Starting point is 02:35:50 So there's nothing circular about this calorie thing at all. But it does make it. No, no. I just see. I don't understand how you could possibly think that was circular. It's so simple and direct. So let me go through it one more time. Listen, you're not going through anything one more time.
Starting point is 02:36:05 We're going to wrap this up because I don't think we're getting anything done here. Yeah, neither do I. It was a lot of fun. It wasn't that much fun. It was. It was interesting.

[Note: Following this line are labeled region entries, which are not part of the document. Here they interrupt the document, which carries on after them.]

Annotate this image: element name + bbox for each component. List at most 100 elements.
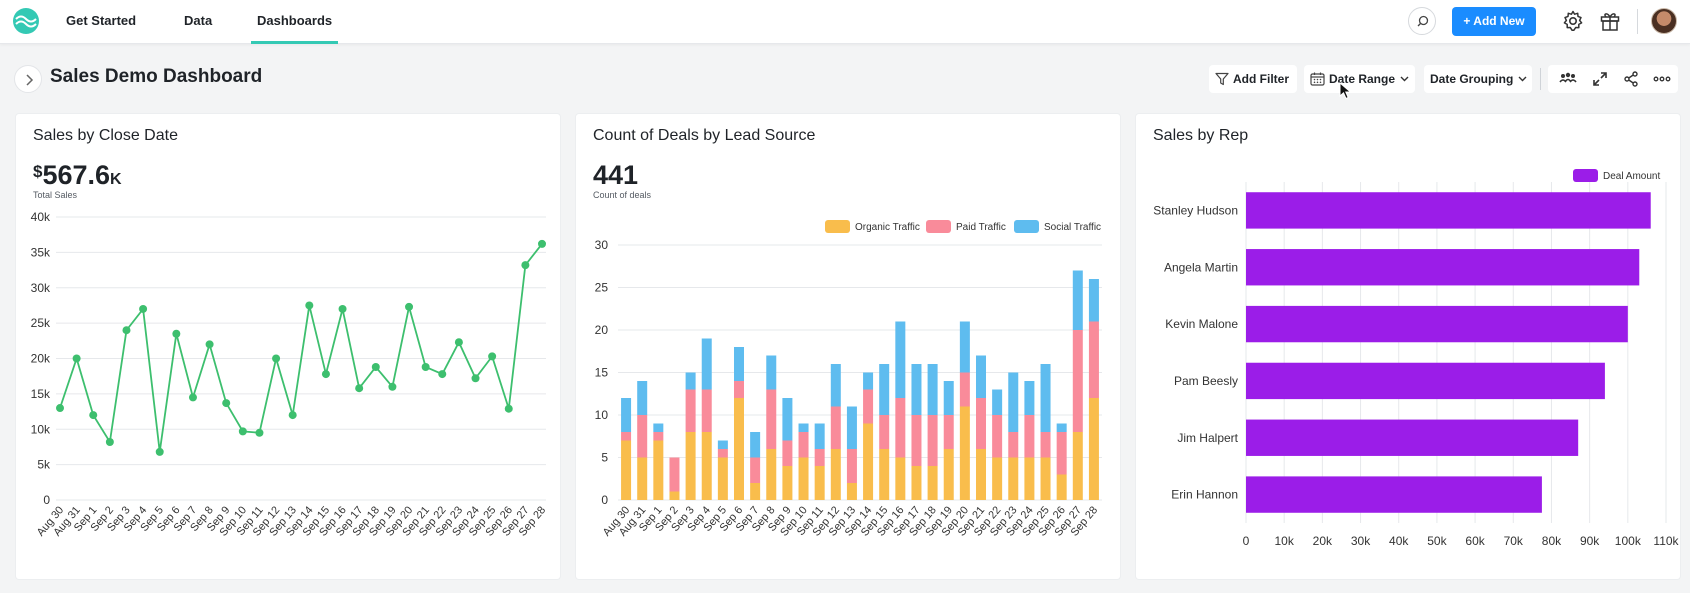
bar-segment[interactable] [798, 432, 809, 458]
bar-segment[interactable] [975, 355, 987, 399]
data-point[interactable] [471, 374, 480, 383]
data-point[interactable] [321, 370, 330, 379]
bar-segment[interactable] [685, 432, 696, 500]
bar-segment[interactable] [750, 483, 761, 500]
bar-segment[interactable] [1024, 457, 1035, 501]
bar-segment[interactable] [895, 321, 906, 399]
data-point[interactable] [405, 302, 414, 311]
bar-segment[interactable] [1056, 474, 1067, 501]
bar-segment[interactable] [717, 449, 728, 458]
bar-segment[interactable] [863, 372, 874, 390]
bar-segment[interactable] [685, 389, 696, 433]
bar-segment[interactable] [927, 364, 938, 415]
bar[interactable] [1246, 362, 1605, 400]
add-new-button[interactable]: + Add New [1452, 7, 1536, 36]
bar-segment[interactable] [943, 449, 954, 500]
more-icon[interactable] [1652, 69, 1672, 89]
bar-segment[interactable] [1024, 415, 1035, 458]
bar-segment[interactable] [766, 355, 777, 390]
bar[interactable] [1246, 249, 1640, 286]
bar-segment[interactable] [959, 372, 970, 407]
bar-segment[interactable] [669, 457, 680, 492]
bar-segment[interactable] [975, 398, 987, 449]
bar-segment[interactable] [1072, 270, 1083, 331]
logo-icon[interactable] [13, 8, 39, 34]
bar-segment[interactable] [830, 406, 841, 450]
bar-segment[interactable] [1008, 372, 1019, 433]
bar-segment[interactable] [653, 432, 664, 441]
data-point[interactable] [56, 404, 64, 413]
data-point[interactable] [122, 326, 131, 335]
bar-segment[interactable] [992, 457, 1003, 501]
search-button[interactable] [1408, 7, 1436, 35]
bar-segment[interactable] [653, 423, 664, 433]
bar-segment[interactable] [637, 457, 648, 501]
data-point[interactable] [454, 338, 463, 347]
data-point[interactable] [305, 301, 314, 310]
bar-segment[interactable] [911, 364, 922, 415]
bar-segment[interactable] [1088, 321, 1099, 399]
bar-segment[interactable] [1072, 330, 1083, 432]
date-grouping-button[interactable]: Date Grouping [1424, 65, 1532, 93]
group-icon[interactable] [1558, 69, 1578, 89]
bar-segment[interactable] [814, 423, 825, 450]
bar-segment[interactable] [943, 381, 954, 415]
bar-segment[interactable] [701, 338, 712, 390]
tab-get-started[interactable]: Get Started [66, 13, 137, 28]
bar-segment[interactable] [637, 415, 648, 458]
expand-sidebar-button[interactable] [14, 65, 42, 93]
data-point[interactable] [238, 427, 247, 436]
bar-segment[interactable] [782, 466, 793, 500]
data-point[interactable] [155, 447, 164, 456]
tab-dashboards[interactable]: Dashboards [250, 0, 339, 44]
bar-segment[interactable] [782, 440, 793, 467]
data-point[interactable] [338, 304, 347, 313]
share-icon[interactable] [1621, 69, 1641, 89]
bar-segment[interactable] [1024, 381, 1035, 415]
bar[interactable] [1246, 419, 1579, 456]
data-point[interactable] [272, 354, 281, 363]
date-range-button[interactable]: Date Range [1304, 65, 1415, 93]
bar-segment[interactable] [879, 449, 890, 500]
expand-icon[interactable] [1590, 69, 1610, 89]
bar-segment[interactable] [766, 449, 777, 500]
bar-segment[interactable] [992, 389, 1003, 416]
bar-segment[interactable] [782, 398, 793, 441]
data-point[interactable] [521, 261, 530, 270]
data-point[interactable] [172, 329, 181, 338]
bar-segment[interactable] [1040, 364, 1051, 432]
data-point[interactable] [421, 362, 430, 371]
data-point[interactable] [255, 428, 264, 437]
data-point[interactable] [538, 239, 546, 248]
data-point[interactable] [288, 411, 297, 420]
bar-segment[interactable] [621, 440, 632, 501]
bar-segment[interactable] [1040, 432, 1051, 458]
bar-segment[interactable] [798, 457, 809, 501]
bar-segment[interactable] [733, 398, 745, 500]
bar-segment[interactable] [846, 449, 857, 483]
data-point[interactable] [504, 404, 513, 413]
add-filter-button[interactable]: Add Filter [1209, 65, 1297, 93]
bar-segment[interactable] [621, 398, 632, 432]
bar-segment[interactable] [846, 406, 857, 450]
bar-segment[interactable] [669, 491, 680, 501]
bar-segment[interactable] [701, 389, 712, 433]
bar[interactable] [1246, 305, 1628, 343]
bar-segment[interactable] [685, 372, 696, 390]
bar-segment[interactable] [911, 466, 922, 500]
bar-segment[interactable] [750, 432, 761, 458]
bar-segment[interactable] [1088, 398, 1099, 500]
bar-segment[interactable] [927, 466, 938, 500]
bar-segment[interactable] [911, 415, 922, 466]
bar-segment[interactable] [766, 389, 777, 450]
bar-segment[interactable] [879, 415, 890, 449]
bar-segment[interactable] [830, 449, 841, 500]
gift-icon[interactable] [1598, 9, 1622, 33]
bar-segment[interactable] [621, 432, 632, 441]
bar-segment[interactable] [1072, 432, 1083, 500]
bar-segment[interactable] [701, 432, 712, 500]
data-point[interactable] [222, 399, 231, 408]
bar-segment[interactable] [863, 423, 874, 501]
bar-segment[interactable] [992, 415, 1003, 458]
data-point[interactable] [72, 354, 81, 363]
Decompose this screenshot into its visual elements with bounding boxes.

I mean, I don't know who to believe, quite honestly.
Starting point is 02:36:18 I think you both make some excellent points, and I think there's definitely some real legitimate concern that you have about his position and I think that your position has some merit as well the position about insulin and about carbohydrates and sugar this is a really long conversation and I think we could probably do this for another six days forget about hours I think if I would recommend I think people have to really kind of figure this out for themselves I would recommend Stephan please recommend your book
Starting point is 02:36:51 what is your book again? yeah the book is called The Hungry Brain and it's available everywhere Amazon all that jazz and Gary yeah it's good calories bad calories or why we get fat or the case against sugar.
Starting point is 02:37:05 I think we've just begun this debate. I think legitimately. It's been going on for 70 years. Yeah, I've got a lot of evidence here that I didn't have time to cite, unfortunately. Yeah, well, it was a long one. But thank you, gentlemen. Thank you. All right.
Starting point is 02:37:18 Thank you.